Either you’ve been here, or someone you know has been here. This is the guy or gal who doesn’t need to practice because practicing is for people who don’t know what they’re doing and they clearly know what they’re doing. Another name for this person might be “The Superstar”.
They show up and act like you should be serving them iced tea with a lemon spritz. No one is perfect. Everyone is capable of making mistakes. Everyone WILL lose their skills if they do not put in the time to keep them up. Ive known many of these individuals in my twenty plus years of making music.
Ill be honest, some folks can get away with it, and some of them fall flat on their face when they are presented with a real challenge. Don’t want to fall flat on your face? You like your nose the way it is? Then put in the time on your instrument and work hard. Never let someone out work you. Ever.
What do I mean by this? I mean the person who can’t see past their nose. I mean the person who refuses to go outside of “their thing”. The worst thing a musician can do is stay inside their comfort zone. We never grow that way!
If you’re a fiddle style player, learn classical. If you’re a jazz musician, learn classical. If you play rock music, learn classical. Ok, it’s not always about classical music. But the point is, step outside the box and do something you never thought you would. Play Bollywood music for a week. Learn Gregorian chant. Play a crazy jazz run in the middle of a cadenza (don’t get up in arms here. Follow the sheet music, but remember to experiment at home too).
All you know is Bach(classical)? Then try learning some Kenny Baker (bluegrass music). Some of the greatest musical breakthroughs have happened because people refused to stay confined to their genre. Go make musical history friends. You’ll have fun doing it!
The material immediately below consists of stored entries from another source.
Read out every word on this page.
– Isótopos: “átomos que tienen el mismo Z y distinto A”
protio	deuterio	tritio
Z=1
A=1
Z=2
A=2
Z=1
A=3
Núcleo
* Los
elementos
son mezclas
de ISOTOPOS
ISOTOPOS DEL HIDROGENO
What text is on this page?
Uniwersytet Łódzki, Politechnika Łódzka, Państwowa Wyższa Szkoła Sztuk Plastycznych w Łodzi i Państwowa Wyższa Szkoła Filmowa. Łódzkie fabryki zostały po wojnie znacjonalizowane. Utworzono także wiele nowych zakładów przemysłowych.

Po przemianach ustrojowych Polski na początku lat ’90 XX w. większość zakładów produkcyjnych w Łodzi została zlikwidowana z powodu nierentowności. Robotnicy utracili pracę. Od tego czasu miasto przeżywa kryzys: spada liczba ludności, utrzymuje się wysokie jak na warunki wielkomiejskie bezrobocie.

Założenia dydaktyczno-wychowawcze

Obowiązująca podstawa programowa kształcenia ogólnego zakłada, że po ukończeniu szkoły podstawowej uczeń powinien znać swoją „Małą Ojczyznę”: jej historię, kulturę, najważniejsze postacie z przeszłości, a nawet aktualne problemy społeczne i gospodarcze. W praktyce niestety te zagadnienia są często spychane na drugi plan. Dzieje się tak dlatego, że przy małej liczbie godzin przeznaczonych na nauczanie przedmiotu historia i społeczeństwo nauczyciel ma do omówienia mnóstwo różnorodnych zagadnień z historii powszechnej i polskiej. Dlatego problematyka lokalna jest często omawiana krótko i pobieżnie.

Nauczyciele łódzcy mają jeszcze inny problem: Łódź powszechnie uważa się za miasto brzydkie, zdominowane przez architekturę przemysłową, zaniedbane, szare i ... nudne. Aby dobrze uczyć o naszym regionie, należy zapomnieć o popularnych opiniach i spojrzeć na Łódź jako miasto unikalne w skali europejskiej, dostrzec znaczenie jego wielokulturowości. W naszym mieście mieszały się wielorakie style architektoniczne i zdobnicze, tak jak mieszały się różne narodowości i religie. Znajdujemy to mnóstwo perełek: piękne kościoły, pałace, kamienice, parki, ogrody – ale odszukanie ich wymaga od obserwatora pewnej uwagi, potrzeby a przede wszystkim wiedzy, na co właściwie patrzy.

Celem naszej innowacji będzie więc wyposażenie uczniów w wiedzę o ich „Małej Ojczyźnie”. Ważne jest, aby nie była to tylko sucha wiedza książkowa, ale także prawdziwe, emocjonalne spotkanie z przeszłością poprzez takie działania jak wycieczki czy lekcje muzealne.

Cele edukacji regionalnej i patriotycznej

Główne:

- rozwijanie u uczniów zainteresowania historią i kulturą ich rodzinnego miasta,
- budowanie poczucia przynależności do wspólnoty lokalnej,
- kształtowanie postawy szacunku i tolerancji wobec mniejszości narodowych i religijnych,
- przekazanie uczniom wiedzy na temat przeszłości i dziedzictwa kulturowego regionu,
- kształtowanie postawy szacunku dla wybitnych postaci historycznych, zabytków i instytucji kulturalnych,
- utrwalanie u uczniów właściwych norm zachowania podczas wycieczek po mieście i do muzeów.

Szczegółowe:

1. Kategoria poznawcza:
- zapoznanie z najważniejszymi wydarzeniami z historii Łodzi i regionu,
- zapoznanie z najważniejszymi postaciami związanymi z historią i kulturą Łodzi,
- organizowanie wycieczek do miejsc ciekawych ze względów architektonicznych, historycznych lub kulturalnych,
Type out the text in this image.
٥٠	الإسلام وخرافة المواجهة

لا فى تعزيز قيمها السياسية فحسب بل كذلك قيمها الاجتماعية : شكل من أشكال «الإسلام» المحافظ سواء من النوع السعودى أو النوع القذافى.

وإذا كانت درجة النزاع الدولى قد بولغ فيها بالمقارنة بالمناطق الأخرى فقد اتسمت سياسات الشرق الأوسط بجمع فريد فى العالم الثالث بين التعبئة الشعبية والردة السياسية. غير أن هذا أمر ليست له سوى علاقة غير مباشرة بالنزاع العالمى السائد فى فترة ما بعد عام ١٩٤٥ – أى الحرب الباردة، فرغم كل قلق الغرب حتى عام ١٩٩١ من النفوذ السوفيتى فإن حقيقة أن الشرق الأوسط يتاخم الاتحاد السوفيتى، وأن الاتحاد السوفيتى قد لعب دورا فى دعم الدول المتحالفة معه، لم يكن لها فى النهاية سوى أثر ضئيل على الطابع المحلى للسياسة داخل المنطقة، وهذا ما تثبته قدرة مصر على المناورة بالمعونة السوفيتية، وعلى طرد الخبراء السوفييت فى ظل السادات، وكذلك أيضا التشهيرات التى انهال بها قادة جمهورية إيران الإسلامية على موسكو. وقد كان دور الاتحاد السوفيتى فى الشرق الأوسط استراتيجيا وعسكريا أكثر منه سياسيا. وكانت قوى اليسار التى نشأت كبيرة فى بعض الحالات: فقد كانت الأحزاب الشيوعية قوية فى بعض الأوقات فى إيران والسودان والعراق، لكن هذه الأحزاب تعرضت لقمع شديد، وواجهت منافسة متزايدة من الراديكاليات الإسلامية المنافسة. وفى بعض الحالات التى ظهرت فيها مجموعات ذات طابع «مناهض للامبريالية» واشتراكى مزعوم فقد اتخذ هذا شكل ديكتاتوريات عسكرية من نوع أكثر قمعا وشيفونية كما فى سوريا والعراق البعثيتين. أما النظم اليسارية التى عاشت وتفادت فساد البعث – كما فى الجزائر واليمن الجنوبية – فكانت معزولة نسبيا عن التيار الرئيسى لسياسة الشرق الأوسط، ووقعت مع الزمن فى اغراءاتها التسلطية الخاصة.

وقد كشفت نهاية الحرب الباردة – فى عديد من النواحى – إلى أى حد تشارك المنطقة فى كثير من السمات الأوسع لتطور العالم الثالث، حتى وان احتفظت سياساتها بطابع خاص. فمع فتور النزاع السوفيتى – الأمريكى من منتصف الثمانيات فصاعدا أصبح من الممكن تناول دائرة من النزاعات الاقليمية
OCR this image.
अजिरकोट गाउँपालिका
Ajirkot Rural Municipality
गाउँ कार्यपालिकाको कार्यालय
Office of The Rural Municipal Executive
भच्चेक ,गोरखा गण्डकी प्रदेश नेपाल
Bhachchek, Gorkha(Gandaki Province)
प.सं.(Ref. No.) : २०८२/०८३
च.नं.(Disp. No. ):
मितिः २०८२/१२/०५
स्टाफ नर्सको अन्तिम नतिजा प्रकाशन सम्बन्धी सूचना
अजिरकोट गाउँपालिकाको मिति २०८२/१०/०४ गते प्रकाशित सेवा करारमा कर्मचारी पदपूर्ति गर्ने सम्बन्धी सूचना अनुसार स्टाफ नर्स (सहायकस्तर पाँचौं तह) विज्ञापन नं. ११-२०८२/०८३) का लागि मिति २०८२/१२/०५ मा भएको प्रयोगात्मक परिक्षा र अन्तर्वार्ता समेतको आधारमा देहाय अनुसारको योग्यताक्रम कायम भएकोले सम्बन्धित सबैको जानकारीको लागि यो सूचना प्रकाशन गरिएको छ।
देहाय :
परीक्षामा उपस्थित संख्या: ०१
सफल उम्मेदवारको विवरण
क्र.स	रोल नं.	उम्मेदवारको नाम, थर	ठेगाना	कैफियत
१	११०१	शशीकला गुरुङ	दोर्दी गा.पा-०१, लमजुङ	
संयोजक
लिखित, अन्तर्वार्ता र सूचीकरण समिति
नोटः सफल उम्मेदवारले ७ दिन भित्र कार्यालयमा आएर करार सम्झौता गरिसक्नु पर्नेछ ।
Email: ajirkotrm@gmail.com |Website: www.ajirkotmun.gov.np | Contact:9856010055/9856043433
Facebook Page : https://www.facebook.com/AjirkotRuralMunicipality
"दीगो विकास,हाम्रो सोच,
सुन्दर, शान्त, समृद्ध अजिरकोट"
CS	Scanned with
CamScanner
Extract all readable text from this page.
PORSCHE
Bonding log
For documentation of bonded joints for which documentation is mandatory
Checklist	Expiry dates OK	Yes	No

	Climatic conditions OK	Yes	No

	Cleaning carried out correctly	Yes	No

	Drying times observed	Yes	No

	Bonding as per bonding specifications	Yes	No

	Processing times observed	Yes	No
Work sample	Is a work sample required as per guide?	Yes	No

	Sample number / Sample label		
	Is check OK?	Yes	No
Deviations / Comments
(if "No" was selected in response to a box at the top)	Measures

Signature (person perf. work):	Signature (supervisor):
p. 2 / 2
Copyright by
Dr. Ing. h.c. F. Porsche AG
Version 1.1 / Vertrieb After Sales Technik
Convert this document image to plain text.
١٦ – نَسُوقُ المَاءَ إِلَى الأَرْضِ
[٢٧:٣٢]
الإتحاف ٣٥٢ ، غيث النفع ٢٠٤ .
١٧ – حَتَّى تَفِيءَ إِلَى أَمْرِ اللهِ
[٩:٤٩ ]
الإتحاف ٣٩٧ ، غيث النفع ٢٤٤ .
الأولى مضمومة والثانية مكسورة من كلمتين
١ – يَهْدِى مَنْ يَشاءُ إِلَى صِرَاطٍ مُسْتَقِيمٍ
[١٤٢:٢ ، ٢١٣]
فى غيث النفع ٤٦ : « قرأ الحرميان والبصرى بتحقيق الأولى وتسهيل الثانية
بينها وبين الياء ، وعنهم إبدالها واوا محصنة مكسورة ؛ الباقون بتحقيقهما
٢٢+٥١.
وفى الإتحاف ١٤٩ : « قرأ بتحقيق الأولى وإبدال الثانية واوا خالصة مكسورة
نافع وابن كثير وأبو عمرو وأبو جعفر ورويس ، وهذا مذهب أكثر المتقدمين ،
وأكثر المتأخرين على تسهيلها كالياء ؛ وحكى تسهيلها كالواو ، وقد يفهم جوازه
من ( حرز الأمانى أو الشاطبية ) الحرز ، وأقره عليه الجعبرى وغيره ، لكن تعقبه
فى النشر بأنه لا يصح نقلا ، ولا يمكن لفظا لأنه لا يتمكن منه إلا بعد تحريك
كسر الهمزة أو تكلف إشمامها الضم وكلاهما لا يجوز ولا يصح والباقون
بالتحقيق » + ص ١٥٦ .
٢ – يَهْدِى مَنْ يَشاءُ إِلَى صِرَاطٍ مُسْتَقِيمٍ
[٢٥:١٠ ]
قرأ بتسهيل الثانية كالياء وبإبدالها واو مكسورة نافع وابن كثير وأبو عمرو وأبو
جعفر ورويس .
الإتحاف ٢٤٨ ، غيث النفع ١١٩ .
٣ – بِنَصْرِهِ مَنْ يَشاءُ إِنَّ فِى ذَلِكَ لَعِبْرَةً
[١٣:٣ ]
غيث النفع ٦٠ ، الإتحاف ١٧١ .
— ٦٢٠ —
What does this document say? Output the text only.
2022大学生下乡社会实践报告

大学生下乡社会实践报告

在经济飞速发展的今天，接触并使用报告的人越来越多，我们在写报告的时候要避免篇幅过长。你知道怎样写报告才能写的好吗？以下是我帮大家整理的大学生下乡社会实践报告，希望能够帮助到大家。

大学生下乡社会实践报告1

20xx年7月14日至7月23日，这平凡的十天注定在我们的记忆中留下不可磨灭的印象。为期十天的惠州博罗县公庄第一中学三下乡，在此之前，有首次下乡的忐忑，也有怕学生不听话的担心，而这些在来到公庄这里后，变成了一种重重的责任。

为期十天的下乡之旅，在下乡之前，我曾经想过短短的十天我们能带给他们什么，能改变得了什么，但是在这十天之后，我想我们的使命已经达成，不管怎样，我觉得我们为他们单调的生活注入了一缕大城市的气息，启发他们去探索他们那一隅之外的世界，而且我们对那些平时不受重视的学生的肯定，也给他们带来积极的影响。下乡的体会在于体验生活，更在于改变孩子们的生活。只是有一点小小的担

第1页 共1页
So you can see that there are ways we slow ourselves down (or speed ourselves up), and hinder our musical progress. Remember to keep a practice journal and catalog your practicing every week. Make sure you’re constantly evaluating your progress and you’ll keep moving forward. For some great tips on how to maximize your practice time, check out this article. In the mean time, kick these practicers out of your room and watch yourself grow!